Stats Talk: An OCR Experiment and Preserving Validity in Adaptive Data Analysis
November 15, 2016One of the fundamental principles in statistics is that you must design the experiment in full detail before you start collecting any data and analyze it. This is also known as preregistration and the analysis is called nonadaptive. Unfortunately, in the heat of the battle this is often forgotten, sometimes on purpose because it can be very expensive. Here is a new solution to this problem.
Designing my OCR Experiment
When I embarked on my adventure to compare OCR algorithms to expose hidden data, I had no idea how to design the experiment. On one side, the technology is very old and I expected the performance to be similar. On the other side, there was a huge price range and I expected vendors to have some secret sauce. I did not know what performance metric to use, because OCR errors are much harder to spot than human typing errors, so I needed an automatic method. I was wondering if I could just treat the groundtruth and the OCR output as two strings and compute their Levenshtein distance. If so, how would the distances be distributed? Are they normal? Are they well-behaved or are there pesky outliers that must be analyzed?
This is the common situation in statistics: life is never as easy as it is in textbook examples. In real life, the practice of data analysis is an adaptive process in which new analyses are chosen on the basis of data exploration and previous analysis. The key point is not to reuse the same data. If you do, you end up in what is called p-hacking and produce invalid research findings.

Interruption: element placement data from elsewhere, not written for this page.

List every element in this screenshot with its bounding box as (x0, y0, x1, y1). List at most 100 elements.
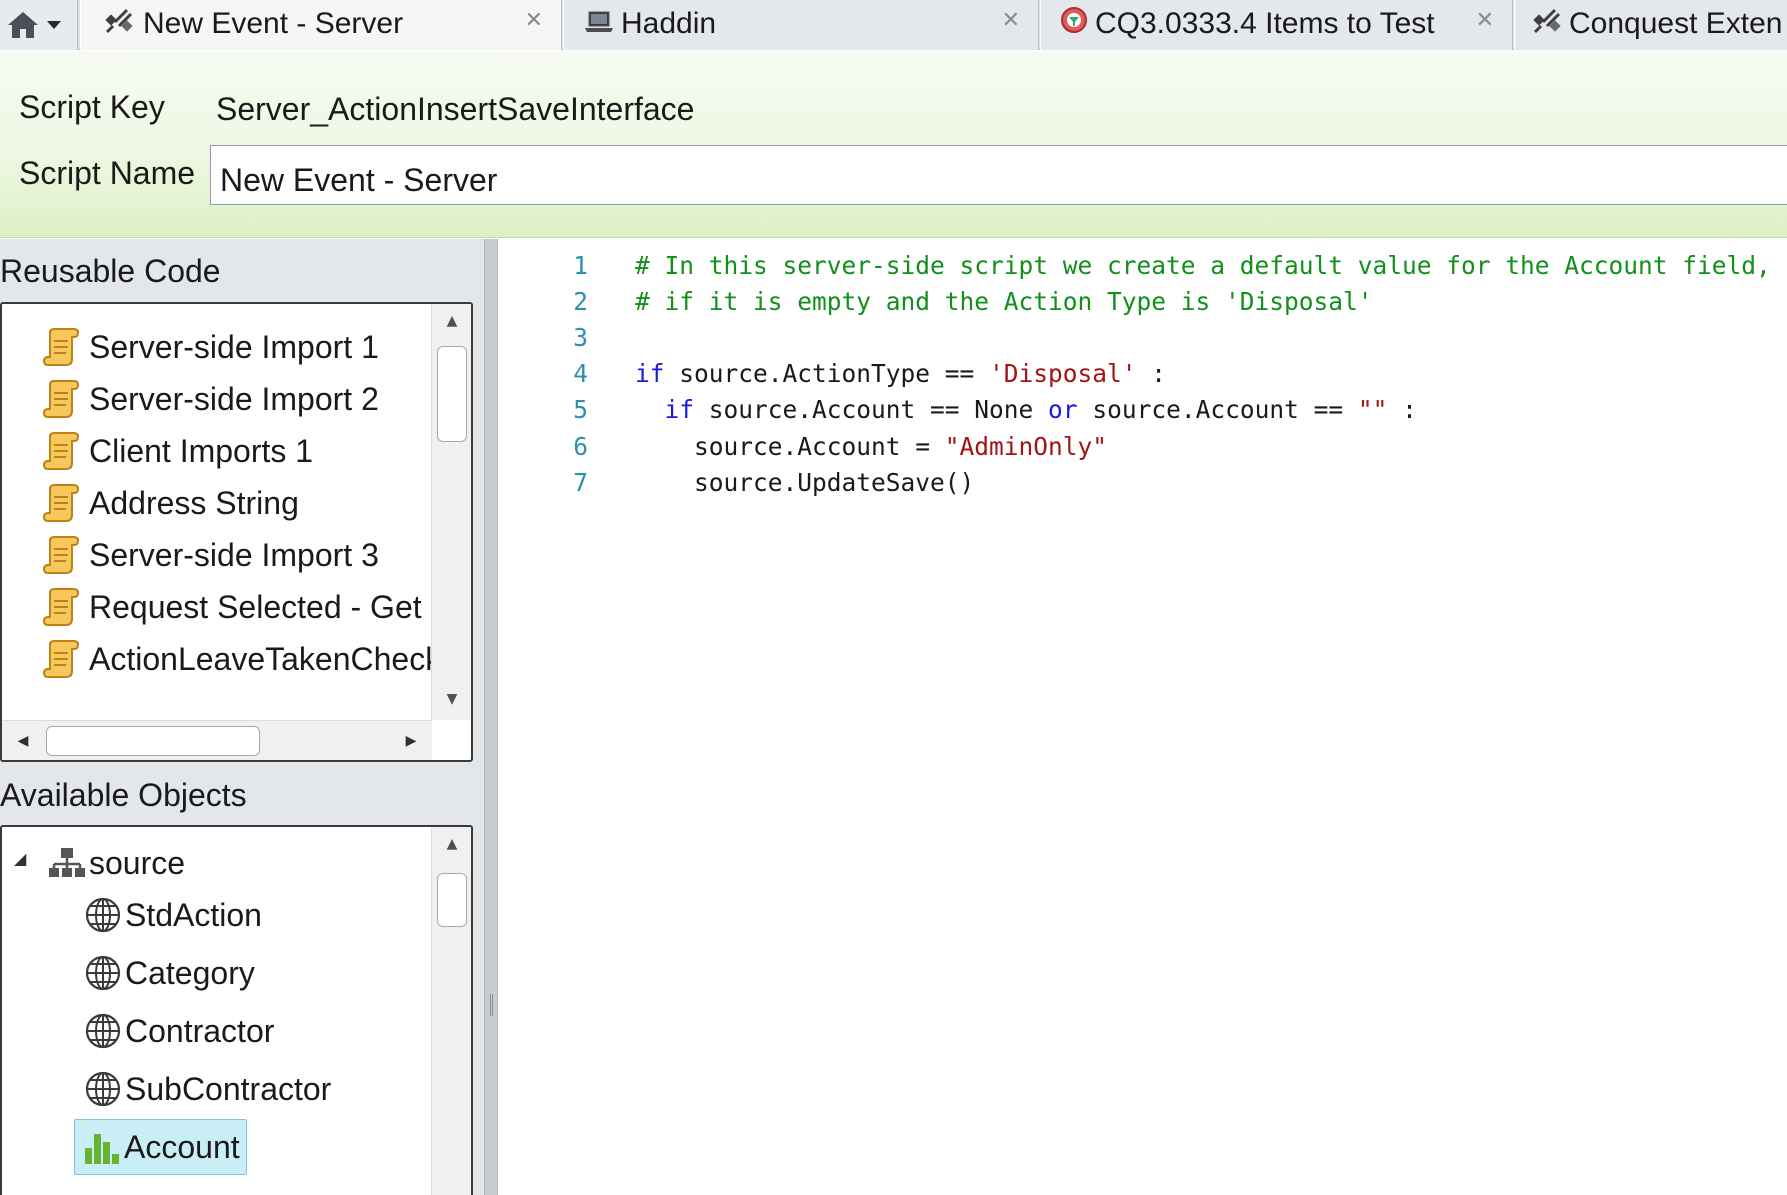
close-icon[interactable]: ✕ (1002, 8, 1020, 33)
home-button[interactable] (0, 0, 78, 50)
left-panel: Reusable Code Server-side Import 1 Serve… (0, 239, 484, 1195)
tab-label: New Event - Server (143, 7, 404, 40)
reusable-code-title: Reusable Code (0, 253, 221, 289)
collapse-triangle-icon[interactable]: ◢ (14, 849, 26, 868)
code-text: # if it is empty and the Action Type is … (635, 284, 1373, 320)
line-number: 6 (573, 431, 588, 461)
code-token-plain: source.Account == (1077, 395, 1358, 425)
tree-node-category[interactable]: Category (84, 947, 255, 999)
tree-node-account[interactable]: Account (74, 1119, 247, 1175)
tree-node-subcontractor[interactable]: SubContractor (84, 1063, 331, 1115)
code-line[interactable]: 2 # if it is empty and the Action Type is… (498, 284, 1787, 320)
code-text: if source.ActionType == 'Disposal' : (635, 356, 1166, 392)
vertical-scrollbar[interactable]: ▲ ▼ (431, 304, 471, 720)
scroll-icon (42, 588, 80, 626)
line-number: 4 (573, 359, 588, 389)
tree-node-label: source (89, 844, 186, 881)
code-line[interactable]: 4 if source.ActionType == 'Disposal' : (498, 356, 1787, 392)
code-line[interactable]: 3 (498, 320, 1787, 356)
chevron-down-icon (47, 21, 61, 29)
scroll-thumb[interactable] (437, 346, 467, 442)
scroll-icon (42, 380, 80, 418)
scroll-down-arrow[interactable]: ▼ (432, 684, 471, 714)
tab-cq-items-to-test[interactable]: CQ3.0333.4 Items to Test ✕ (1040, 0, 1513, 50)
script-header: Script Key Server_ActionInsertSaveInterf… (0, 51, 1787, 238)
tree-node-label: Contractor (125, 1012, 275, 1049)
tab-label: Conquest Exten (1569, 7, 1783, 40)
tab-label: Haddin (621, 7, 717, 40)
list-item-label: Server-side Import 2 (89, 380, 379, 417)
code-text: # In this server-side script we create a… (635, 248, 1771, 284)
reusable-code-list[interactable]: Server-side Import 1 Server-side Import … (0, 302, 473, 762)
list-item[interactable]: Client Imports 1 (42, 426, 313, 476)
script-name-field[interactable] (210, 145, 1787, 205)
code-token-keyword: if (664, 395, 695, 425)
splitter-grip[interactable] (490, 994, 493, 1016)
list-item-label: Server-side Import 3 (89, 536, 379, 573)
scroll-icon (42, 432, 80, 470)
available-objects-tree[interactable]: ◢ source StdAction Category Contractor S… (0, 825, 473, 1195)
scroll-icon (42, 484, 80, 522)
hierarchy-icon (49, 848, 85, 877)
tree-node-label: SubContractor (125, 1070, 332, 1107)
tab-haddin[interactable]: Haddin ✕ (563, 0, 1039, 50)
laptop-icon (585, 11, 613, 32)
code-line[interactable]: 6 source.Account = "AdminOnly" (498, 429, 1787, 465)
home-icon (8, 12, 38, 38)
list-item[interactable]: Server-side Import 2 (42, 374, 379, 424)
list-item-label: Request Selected - Get C (89, 588, 454, 625)
globe-icon (85, 955, 121, 991)
query-icon (1061, 7, 1087, 33)
code-token-plain: source.Account == None (694, 395, 1049, 425)
list-item[interactable]: Request Selected - Get C (42, 582, 454, 632)
tab-conquest-exten[interactable]: Conquest Exten (1514, 0, 1787, 50)
close-icon[interactable]: ✕ (525, 8, 543, 33)
code-token-plain: source.UpdateSave() (635, 467, 975, 497)
tab-new-event-server[interactable]: New Event - Server ✕ (80, 0, 562, 50)
scroll-up-arrow[interactable]: ▲ (432, 829, 471, 859)
tree-node-label: Category (125, 954, 255, 991)
available-objects-title: Available Objects (0, 777, 247, 813)
scroll-left-arrow[interactable]: ◀ (6, 721, 40, 760)
scroll-icon (42, 640, 80, 678)
code-text: if source.Account == None or source.Acco… (635, 392, 1417, 428)
tree-node-contractor[interactable]: Contractor (84, 1005, 274, 1057)
code-token-comment: # In this server-side script we create a… (635, 251, 1771, 280)
tree-node-stdaction[interactable]: StdAction (84, 889, 262, 941)
code-editor[interactable]: 1 # In this server-side script we create … (498, 239, 1787, 1195)
close-icon[interactable]: ✕ (1476, 8, 1494, 33)
list-item-label: Server-side Import 1 (89, 328, 379, 365)
script-name-label: Script Name (19, 155, 196, 191)
tab-bar: New Event - Server ✕ Haddin ✕ CQ3.0333.4… (0, 0, 1787, 50)
code-token-keyword: or (1048, 395, 1078, 425)
code-line[interactable]: 5 if source.Account == None or source.Ac… (498, 392, 1787, 428)
globe-icon (85, 1071, 121, 1107)
code-line[interactable]: 7 source.UpdateSave() (498, 465, 1787, 501)
horizontal-scrollbar[interactable]: ◀ ▶ (2, 720, 432, 760)
globe-icon (85, 897, 121, 933)
code-text: source.UpdateSave() (635, 465, 974, 501)
scroll-icon (42, 328, 80, 366)
code-line[interactable]: 1 # In this server-side script we create … (498, 248, 1787, 284)
line-number: 7 (573, 467, 588, 497)
vertical-scrollbar[interactable]: ▲ (431, 827, 471, 1195)
scroll-thumb[interactable] (46, 726, 260, 756)
code-token-string: 'Disposal' (989, 359, 1137, 389)
list-item[interactable]: Address String (42, 478, 299, 528)
scroll-right-arrow[interactable]: ▶ (394, 721, 428, 760)
list-item-label: Client Imports 1 (89, 432, 314, 469)
globe-icon (85, 1013, 121, 1049)
line-number: 2 (573, 287, 588, 317)
scroll-up-arrow[interactable]: ▲ (432, 306, 471, 336)
tree-node-label: StdAction (125, 896, 262, 933)
list-item[interactable]: ActionLeaveTakenCheck( (42, 634, 452, 684)
list-item-label: Address String (89, 484, 299, 521)
panel-splitter[interactable] (484, 239, 498, 1195)
scroll-thumb[interactable] (437, 873, 467, 927)
tree-node-source[interactable]: source (48, 837, 185, 889)
wrench-satellite-icon (105, 8, 133, 34)
list-item[interactable]: Server-side Import 3 (42, 530, 379, 580)
code-token-plain: : (1136, 359, 1167, 389)
list-item[interactable]: Server-side Import 1 (42, 322, 379, 372)
code-token-comment: # if it is empty and the Action Type is … (635, 287, 1373, 317)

In my case, preserving the validity was easy. Although producing the document test set was tedious, I decided I would bite the bullet and produce a fresh set once the experiment was finalized. The less obvious requirement was not to use the same OCR programs for the design as for the final test. I used some heuristics (a euphemism for “slightly fishy hand-waving”). In the old days, OCR input mostly came from scanners, while today a lot of input comes from mobile device cameras — so OCR vendors have had to change their algorithms. With this in mind, I used six old programs to design the experiment. Then I used the latest versions for the final test (which is based only on four programs, because one had a firewall issue with the license validation and another was too expensive for my budget).
A Framework for Preserving Validity
In most practical cases we are not so lucky, because the data sets are difficult to come by. Fortunately, recently a group of eminent researchers got together and developed a method for preserving validity in adaptive data analysis. Their paper, “The reusable holdout: Preserving validity in adaptive data analysis,” was published in Science in August 2015.
First I need to straighten out my terminology. In the OCR case, the first document test set with the old programs is called the training set. The final document test set with the new programs is called the holdout set. The popular approach to avoid the issue of adaptivity is to validate data-dependent hypotheses or statistics on the holdout set. As the data analyst, you start by partitioning data samples randomly into training data and holdout data. You interact with the training set to obtain a data statistic of interest. The statistic is then validated by computing its value on the holdout set. Because the holdout was drawn from the same data distribution independently of the statistic, standard statistical inference procedures can safely be used.
The drawback of this basic approach is that the holdout set is not reusable. If you use the outcome of the validation to select an additional data statistic, that statistic is no longer independent of the holdout data, and further use of the holdout set for validation can lead to incorrect statistical inference. To preserve statistical validity, the only known safe approach is to collect new data for a fresh holdout set like I did in the OCR case. As the authors write, this conservative approach can be very costly and thus is frequently abused, resulting in overfitting to the holdout set.
Protecting the Holdout Set
Their solution is to use a technique from differential privacy—a notion of privacy preservation in data analysis—consisting in hiding the actual holdout data set and adding Laplace noise when the data set is interrogated. By the way of history, Pierre-Simon Laplace published his first law of errors in 1774 when he noted that the frequency of an error could be expressed as an exponential function of its magnitude once its sign was disregarded. Differential privacy ensures that the probability of observing any outcome from an analysis is essentially unchanged by modifying any single data set element. Such a condition is often called a stability guarantee.
In a nutshell, the reusable holdout mechanism proposed by the eminent researchers is simply this: access the holdout set only via a differentially private mechanism. The intuition is that if you can learn about the data set in aggregate while provably learning very little about any individual data element, then you can control the information leaked and thus prevent overfitting. In their paper, the eminent researchers present an implementation of the reusable holdout, called Thresholdout, and show that it provably validates a large number of adaptively chosen statistics.
You, the, analyst are given unfettered access to the training data set but can only access the holdout set via this differentially private mechanism that allows you to validate statistics on the holdout set. The reusable holdout gives you a general and principled method to perform multiple validation steps where previously the only known safe approach was to collect a fresh holdout set each time a function depends on the outcomes of previous validations.
This new methodology was difficult to design and prove statistically correct. The result is a simple procedure based on differential privacy that allows you to safely keep improving your experiments. Now, you no longer have an excuse for p-hacking!
(Cherry on top: the paper has a link to the Python code for the numerical experiments reported in their figures.)